Sguardo alla storia italiana: la battaglia di Caporetto

Di Marco Cerniglia  Qualche giorno fa è stato ricordato il centenario della battaglia di Caporetto, avvenuta il 24 Ottobre 1917, e ancora oggi ricordata come la più grande disfatta dell’esercito italiano. Fu un momento cruciale della Prima Guerra Mondiale; lo stallo che si era venuto a creare sul fronte contro l’Austria-Ungheria fu spezzato dall’arrivo dei rinforzi tedeschi, i quali, trovatosi liberi dal fronte orientale contro la Russia per via della Rivoluzione d’Ottobre, riuscirono a dare manforte all’ormai stremato alleato, ormai prossimo a una sconfitta da più parti.

Nella cosiddetta “ora zero” di quella battaglia, all’alba di quel giorno, si iniziò un bombardamento di artiglieria, affiancato all’uso di gas tossici, sulla linea Plezzo-Tolmino. Il generale Cadorna, ricevuta questa notizia, in un primo momento non agì e non diede direttive, credendo che questa fosse una delle tante esercitazioni spesso eseguite dagli austriaci, nel tentativo di distrarre l’attenzione dal fronte carsico. Tuttavia, a quell’assedio seguì un assalto frontale delle truppe austrotedesche, e le truppe italiane, senza ordini per un giorno intero, si videro costrette a combattere. L’ordine di ritirata arrivò solo 24 ore dopo, quando Caporetto era già effettivamente caduta. Abbandonati anche dagli ufficiali, molti uomini preferirono arrendersi ai tedeschi durante il tentativo di indietreggiare, o vennero catturati attraverso varie azioni di aggiramento da parte di alcuni drappelli quasi indipendenti. Uno di questi aveva al comando l’allora tenente Erwin Rommel, che riuscì, con i suoi soldati, a catturare 150 ufficiali e circa 9000 soldati, perdendo appena 39 uomini.

La ritirata verso il Piave fu un disastro per i vertici politici e militari: tutti cercarono di scrollarsi di dosso le proprie colpe in questa regressione del comando, incluso lo stesso generale Cadorna, il quale, in un dispaccio che probabilmente causò la fine della sua carriera militare, accusò di viltà gli uomini della Seconda Armata, che cedettero all’assalto delle truppe nemiche, nonostante il cedimento fosse stato causato proprio dagli errori al comando.

Nel linguaggio corrente, non solo italiano, ad oggi il termine “Caporetto” indica una sconfitta totale e disastrosa. Ci sono tuttavia fonti secondo cui effettivamente questa battaglia non avrebbe avuto l’esito così catastrofico che le si attribuisce.

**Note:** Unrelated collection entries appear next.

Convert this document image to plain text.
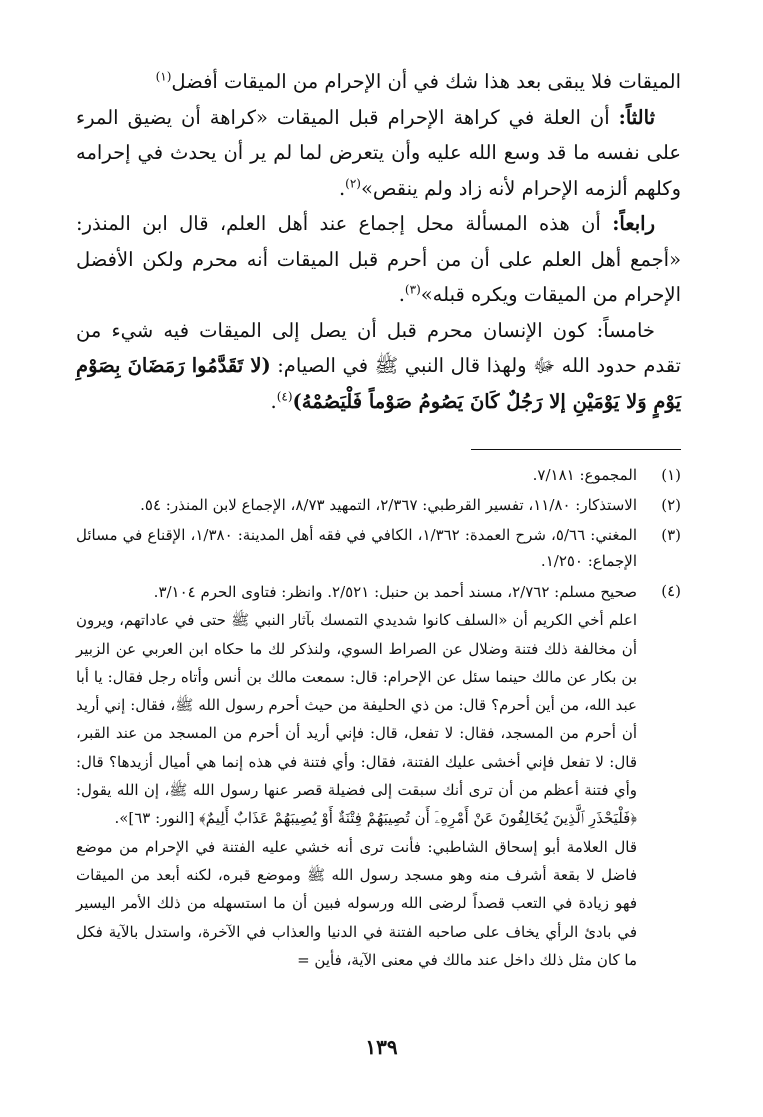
الميقات فلا يبقى بعد هذا شك في أن الإحرام من الميقات أفضل$^{(١)}$

ثالثاً: أن العلة في كراهة الإحرام قبل الميقات «كراهة أن يضيق المرء على نفسه ما قد وسع الله عليه وأن يتعرض لما لم ير أن يحدث في إحرامه وكلهم ألزمه الإحرام لأنه زاد ولم ينقص»$^{(٢)}$.

رابعاً: أن هذه المسألة محل إجماع عند أهل العلم، قال ابن المنذر: «أجمع أهل العلم على أن من أحرم قبل الميقات أنه محرم ولكن الأفضل الإحرام من الميقات ويكره قبله»$^{(٣)}$.

خامساً: كون الإنسان محرم قبل أن يصل إلى الميقات فيه شيء من تقدم حدود الله ﷻ ولهذا قال النبي ﷺ في الصيام: (لا تَقَدَّمُوا رَمَضَانَ بِصَوْمِ يَوْمٍ وَلا يَوْمَيْنِ إلا رَجُلٌ كَانَ يَصُومُ صَوْماً فَلْيَصُمْهُ)$^{(٤)}$.

(١)
المجموع: ٧/١٨١.
(٢)
الاستذكار: ١١/٨٠، تفسير القرطبي: ٢/٣٦٧، التمهيد ٨/٧٣، الإجماع لابن المنذر: ٥٤.
(٣)
المغني: ٥/٦٦، شرح العمدة: ١/٣٦٢، الكافي في فقه أهل المدينة: ١/٣٨٠، الإقناع في مسائل الإجماع: ١/٢٥٠.
(٤)

صحيح مسلم: ٢/٧٦٢، مسند أحمد بن حنبل: ٢/٥٢١. وانظر: فتاوى الحرم ٣/١٠٤.

اعلم أخي الكريم أن «السلف كانوا شديدي التمسك بآثار النبي ﷺ حتى في عاداتهم، ويرون أن مخالفة ذلك فتنة وضلال عن الصراط السوي، ولنذكر لك ما حكاه ابن العربي عن الزبير بن بكار عن مالك حينما سئل عن الإحرام: قال: سمعت مالك بن أنس وأتاه رجل فقال: يا أبا عبد الله، من أين أحرم؟ قال: من ذي الحليفة من حيث أحرم رسول الله ﷺ، فقال: إني أريد أن أحرم من المسجد، فقال: لا تفعل، قال: فإني أريد أن أحرم من المسجد من عند القبر، قال: لا تفعل فإني أخشى عليك الفتنة، فقال: وأي فتنة في هذه إنما هي أميال أزيدها؟ قال: وأي فتنة أعظم من أن ترى أنك سبقت إلى فضيلة قصر عنها رسول الله ﷺ، إن الله يقول: ﴿فَلْيَحْذَرِ ٱلَّذِينَ يُخَالِفُونَ عَنْ أَمْرِهِۦٓ أَن تُصِيبَهُمْ فِتْنَةٌ أَوْ يُصِيبَهُمْ عَذَابٌ أَلِيمٌ﴾ [النور: ٦٣]».

قال العلامة أبو إسحاق الشاطبي: فأنت ترى أنه خشي عليه الفتنة في الإحرام من موضع فاضل لا بقعة أشرف منه وهو مسجد رسول الله ﷺ وموضع قبره، لكنه أبعد من الميقات فهو زيادة في التعب قصداً لرضى الله ورسوله فبين أن ما استسهله من ذلك الأمر اليسير في بادئ الرأي يخاف على صاحبه الفتنة في الدنيا والعذاب في الآخرة، واستدل بالآية فكل ما كان مثل ذلك داخل عند مالك في معنى الآية، فأين =

١٣٩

Successive analisi storiche avrebbero in effetti studiato meglio gli eventi successivi, rilevando che, al contrario di celebri disfatte militari come Waterloo, gli effetti non perdurarono anni dopo questa battaglia; anzi, la ritirata sulla linea del Piave portò a una nuova difesa, stavolta vittoriosa, ma al comando del generale Diaz, in quanto Cadorna venne rimpiazzato qualche giorno dopo la sconfitta di Caporetto, il 6 Novembre 1917. E, a proposito della suddetta ritirata, ci sarebbero fonti secondo cui effettivamente Cadorna avesse un piano anche per questa possibilità, oltre ad aver preparato la linea difensiva del Piave ben prima che ce ne fosse effettivamente bisogno; dunque, Diaz, che riuscì a correggere gli errori di comunicazione avvenuti a Caporetto e a portare avanti i piani di Cadorna, sarebbe così riuscito a condurre l’esercito italiano alla vittoria.

Indipendentemente da come siano andate le cose, è importante ricordare questi eventi, in quanto anch’essi contribuiscono allo sviluppo storico di un paese, nel bene e nel male.